Enhancing energy transfer through visible-light-driven polymerization in a metal–organic framework

Abstract

In recent years, advances in novel photosensitive materials have been expected to drive the development of next-generation smart devices, especially in the field of high visible-light utilization. Limited by synthetic techniques, the development of sensitive photoresponsive materials driven by visible light has been slow, especially as the distribution of strictly ordered photoresponsive groups cannot be solved. Here, we report the synergistic construction of a photosensitive metal–organic framework (MOF) consisting of uniform photoresponsive groups. By means of two photoactive units and D–A–D characteristics, short-range photo-generated electron transfer (PET) efficiency is ensured; by virtue of lophine, radical-induced photochromism is generated; thanks to the spatial confinement effect of Zr-MOF and the affinity of the anthracene ring toward singlet oxygen, unlike the previously reported dimerization reaction, the photochemical polymerization of adjacent anthracene rings can be monitored via SCXRD, clearly illustrating the detailed mechanism of visible-light-etching at the nanoscale.

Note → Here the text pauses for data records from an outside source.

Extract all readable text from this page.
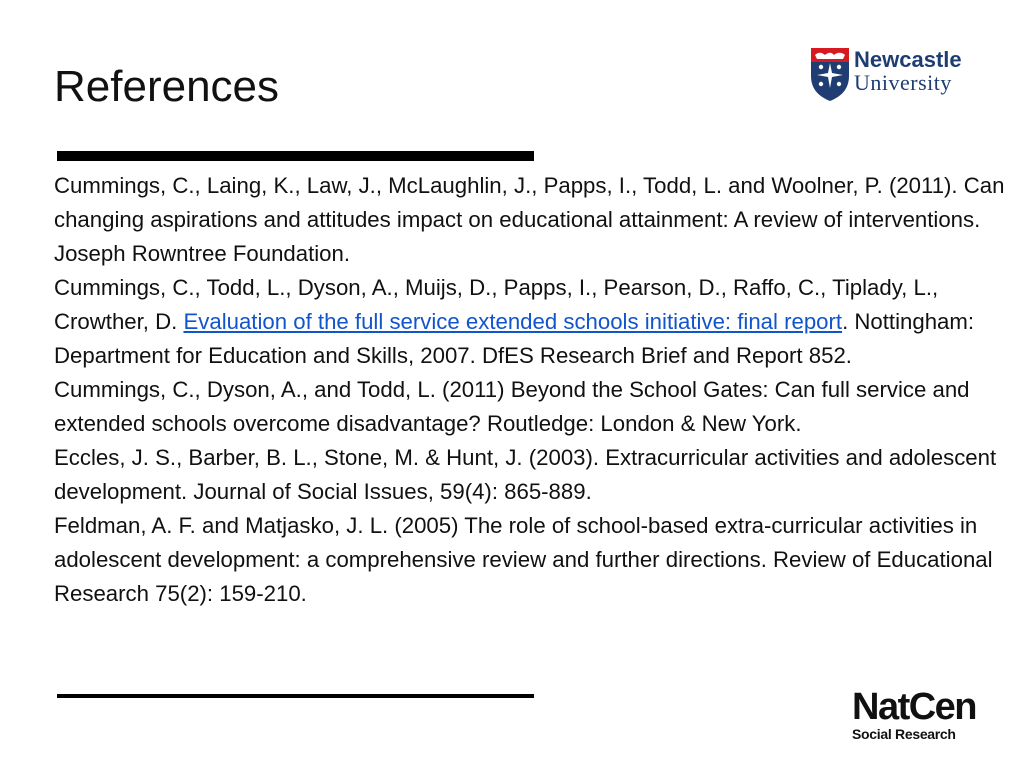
References
Newcastle
University

Cummings, C., Laing, K., Law, J., McLaughlin, J., Papps, I., Todd, L. and Woolner, P. (2011). Can changing aspirations and attitudes impact on educational attainment: A review of interventions. Joseph Rowntree Foundation.

Cummings, C., Todd, L., Dyson, A., Muijs, D., Papps, I., Pearson, D., Raffo, C., Tiplady, L., Crowther, D. Evaluation of the full service extended schools initiative: final report. Nottingham: Department for Education and Skills, 2007. DfES Research Brief and Report 852.

Cummings, C., Dyson, A., and Todd, L. (2011) Beyond the School Gates: Can full service and extended schools overcome disadvantage? Routledge: London & New York.

Eccles, J. S., Barber, B. L., Stone, M. & Hunt, J. (2003). Extracurricular activities and adolescent development. Journal of Social Issues, 59(4): 865-889.

Feldman, A. F. and Matjasko, J. L. (2005) The role of school-based extra-curricular activities in adolescent development: a comprehensive review and further directions. Review of Educational Research 75(2): 159-210.

NatCen
Social Research
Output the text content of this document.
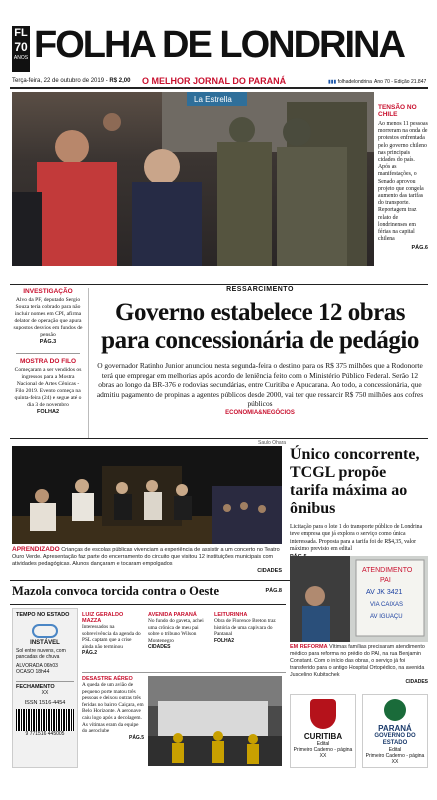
FL
70
ANOS FOLHA DE LONDRINA
Terça-feira, 22 de outubro de 2019 - R$ 2,00 O MELHOR JORNAL DO PARANÁ	▮▮▮ folhadelondrina Ano 70 - Edição 21.847
La Estrella
TENSÃO NO CHILE
Ao menos 11 pessoas morreram na onda de protestos enfrentada pelo governo chileno nas principais cidades do país. Após as manifestações, o Senado aprovou projeto que congela aumento das tarifas do transporte. Reportagem traz relato de londrinenses em férias na capital chilena
PÁG.6
INVESTIGAÇÃO
Alvo da PF, deputado Sergio Souza teria cobrado para não incluir nomes em CPI, afirma delator de operação que apura supostos desvios em fundos de pensão
PÁG.3
MOSTRA DO FILO
Começaram a ser vendidos os ingressos para a Mostra Nacional de Artes Cênicas - Filo 2019. Evento começa na quinta-feira (24) e segue até o dia 3 de novembro
FOLHA2
RESSARCIMENTO
Governo estabelece 12 obras
para concessionária de pedágio
O governador Ratinho Junior anunciou nesta segunda-feira o destino para os R$ 375 milhões que a Rodonorte terá que empregar em melhorias após acordo de leniência feito com o Ministério Público Federal. Serão 12 obras ao longo da BR-376 e rodovias secundárias, entre Curitiba e Apucarana. Ao todo, a concessionária, que admitiu pagamento de propinas a agentes públicos desde 2000, vai ter que ressarcir R$ 750 milhões aos cofres públicos
ECONOMIA&NEGÓCIOS
Saulo Ohara
APRENDIZADO Crianças de escolas públicas vivenciam a experiência de assistir a um concerto no Teatro Ouro Verde. Apresentação faz parte do encerramento do circuito que visitou 12 instituições municipais com atividades pedagógicas. Alunos dançaram e tocaram empolgados
CIDADES
Único concorrente, TCGL propõe tarifa máxima ao ônibus
Licitação para o lote 1 do transporte público de Londrina teve empresa que já explora o serviço como única interessada. Proposta para a tarifa foi de R$4,35, valor máximo previsto em edital
Mazola convoca torcida contra o Oeste	PÁG.8
TEMPO NO ESTADO
INSTÁVEL
Sol entre nuvens, com pancadas de chuva
ALVORADA 06h03
OCASO 18h44
FECHAMENTO
XX
ISSN 1516-4454
9 771516 445005
LUIZ GERALDO MAZZA
Interessados na sobrevivência da agenda do PSL captam que a crise ainda não terminou
PÁG.2
AVENIDA PARANÁ
No fundo do gaveta, achei uma crônica de meu pai sobre o tribuno Wilson Montenegro
CIDADES
LEITURINHA
Obra de Florence Breton traz história de uma capivara do Pantanal
FOLHA2
DESASTRE AÉREO
A queda de um avião de pequeno porte matou três pessoas e deixou outras três feridas no bairro Caiçara, em Belo Horizonte. A aeronave caiu logo após a decolagem. As vítimas eram da equipe do aeroclube
PÁG.5
ATENDIMENTO
PAI
AV JK 3421
VIA CAIXAS
AV IGUAÇU
EM REFORMA Vítimas famílias precisaram atendimento médico para reforma no prédio do PAI, na rua Benjamin Constant. Com o início das obras, o serviço já foi transferido para o antigo Hospital Ortopédico, na avenida Juscelino Kubitschek
CIDADES
CURITIBA
Edital
Primeiro Caderno - página XX
PARANÁ
GOVERNO DO ESTADO
Edital
Primeiro Caderno - página XX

The occurrence of polymerization not only induces a contraction of the framework, but also improves the long-range PET and overall photon utilization, which is also demonstrated by the effective photocatalytic activation of C(sp³)–H and construction of C–N. The related results demonstrate that exploiting the structural tailoring of MOF can provide valuable insights into the development of highly sensitive visible-light-driven lithography designs.